The classes are open to a wide array of community members, essentially “anyone who is [working] on the ground,” Calderon said.
“I can’t say enough how mental health needs have just risen so much [throughout] the pandemic,” she said. “People in systems where they didn’t typically see as much mental health needs are seeing so much more and feeling, ‘How do we address this crisis? Or how do we de-escalate the situation?'”
Sheryl Maria White, another Back of the Yards cohort attendee, said she decided to join the class because she works with many young people who might be coming from a difficult background. Her work started with donating suitcases to kids leaving the foster care system, and it’s turned into a group called Pink Lemons that offers mentorships to teens and adults, she said.

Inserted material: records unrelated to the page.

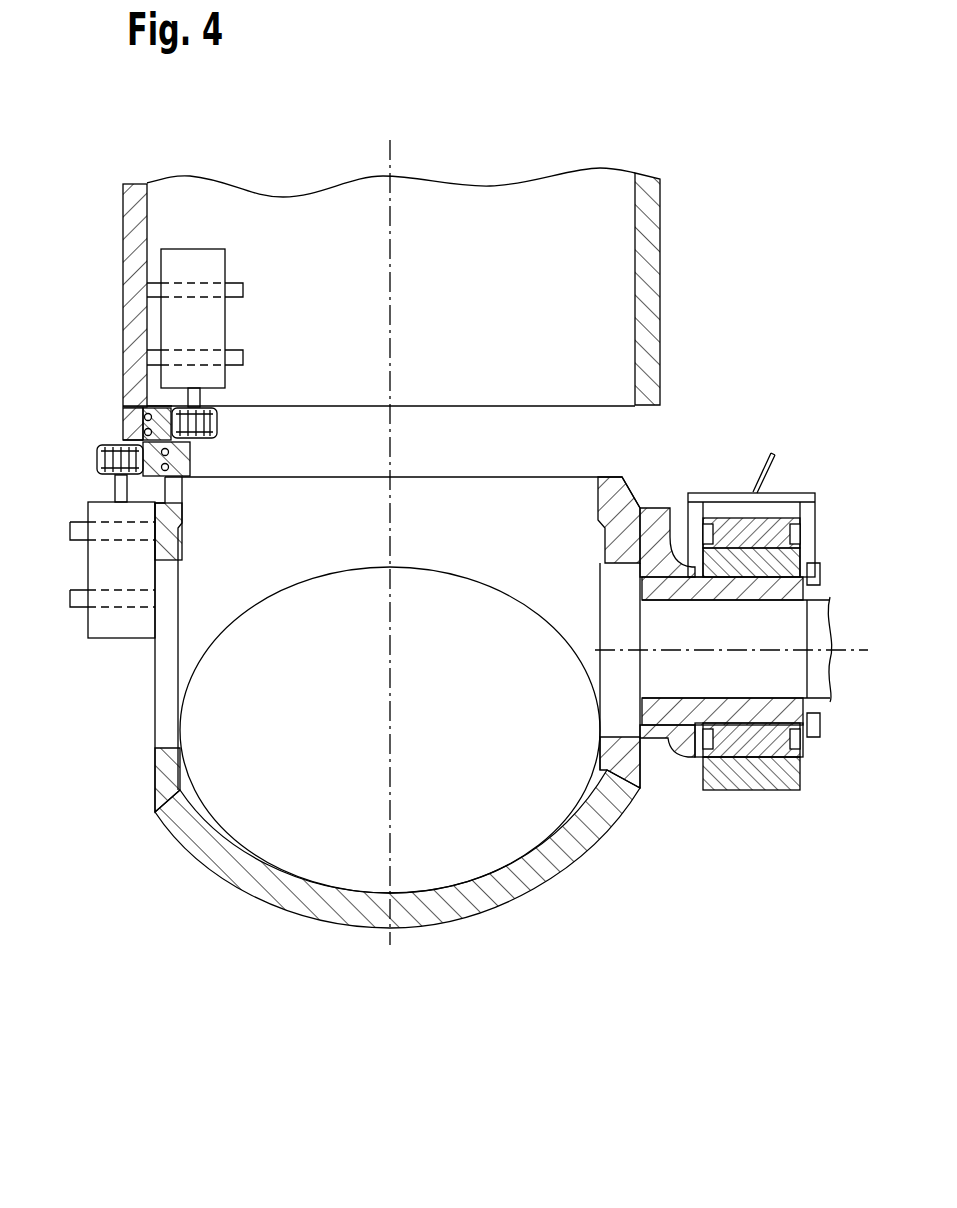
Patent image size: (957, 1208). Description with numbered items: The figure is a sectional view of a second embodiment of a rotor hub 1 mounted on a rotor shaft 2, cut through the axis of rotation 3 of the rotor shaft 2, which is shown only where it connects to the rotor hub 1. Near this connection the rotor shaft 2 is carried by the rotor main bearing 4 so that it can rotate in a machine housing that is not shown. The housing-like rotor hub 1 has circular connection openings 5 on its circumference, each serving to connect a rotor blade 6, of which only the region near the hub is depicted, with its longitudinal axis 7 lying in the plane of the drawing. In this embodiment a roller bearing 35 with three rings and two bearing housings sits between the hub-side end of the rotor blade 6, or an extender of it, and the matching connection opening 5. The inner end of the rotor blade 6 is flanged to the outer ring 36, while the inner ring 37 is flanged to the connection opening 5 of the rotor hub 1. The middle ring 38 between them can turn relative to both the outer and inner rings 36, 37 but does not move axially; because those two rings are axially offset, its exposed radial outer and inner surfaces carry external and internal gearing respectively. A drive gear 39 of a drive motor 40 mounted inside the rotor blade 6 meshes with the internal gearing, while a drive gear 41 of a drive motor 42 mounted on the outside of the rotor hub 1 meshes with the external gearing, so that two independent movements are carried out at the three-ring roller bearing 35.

The rotor hub 1 is at (312, 1006).
The rotor shaft 2 is at (850, 630).
The axis of rotation 3 is at (862, 652).
The rotor main bearing 4 is at (795, 528).
The connection opening 5 is at (478, 480).
The rotor blade 6 is at (130, 236).
The longitudinal axis 7 is at (393, 268).
The roller bearing 35 is at (98, 427).
The outer ring 36 is at (136, 426).
The inner ring 37 is at (190, 458).
The middle ring 38 is at (150, 409).
The drive gear 39 is at (218, 428).
The drive motor 40 is at (215, 322).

“Most of these youth experience more than one trauma,” White said. “I would be doing a disservice to not understand trauma-informed care and be able to attempt to add some type of healing and what I like to call micro-affirmations into everything we do. There’s few workshops that are geared for non-mental health professionals, but we’re on the ground with these populations. We definitely should be informed.”
Calderon said she thinks the trainings will benefit attendees’ work and help them navigate their own fatigue to prevent burnout.
“I just feel like the compounding trauma, and continuous trauma, of our current time is just really taxing sort of everyone in it, so I’m really excited to provide support not only for people to feel more equipped to have tools, but also to get that support themselves,” Calderon said.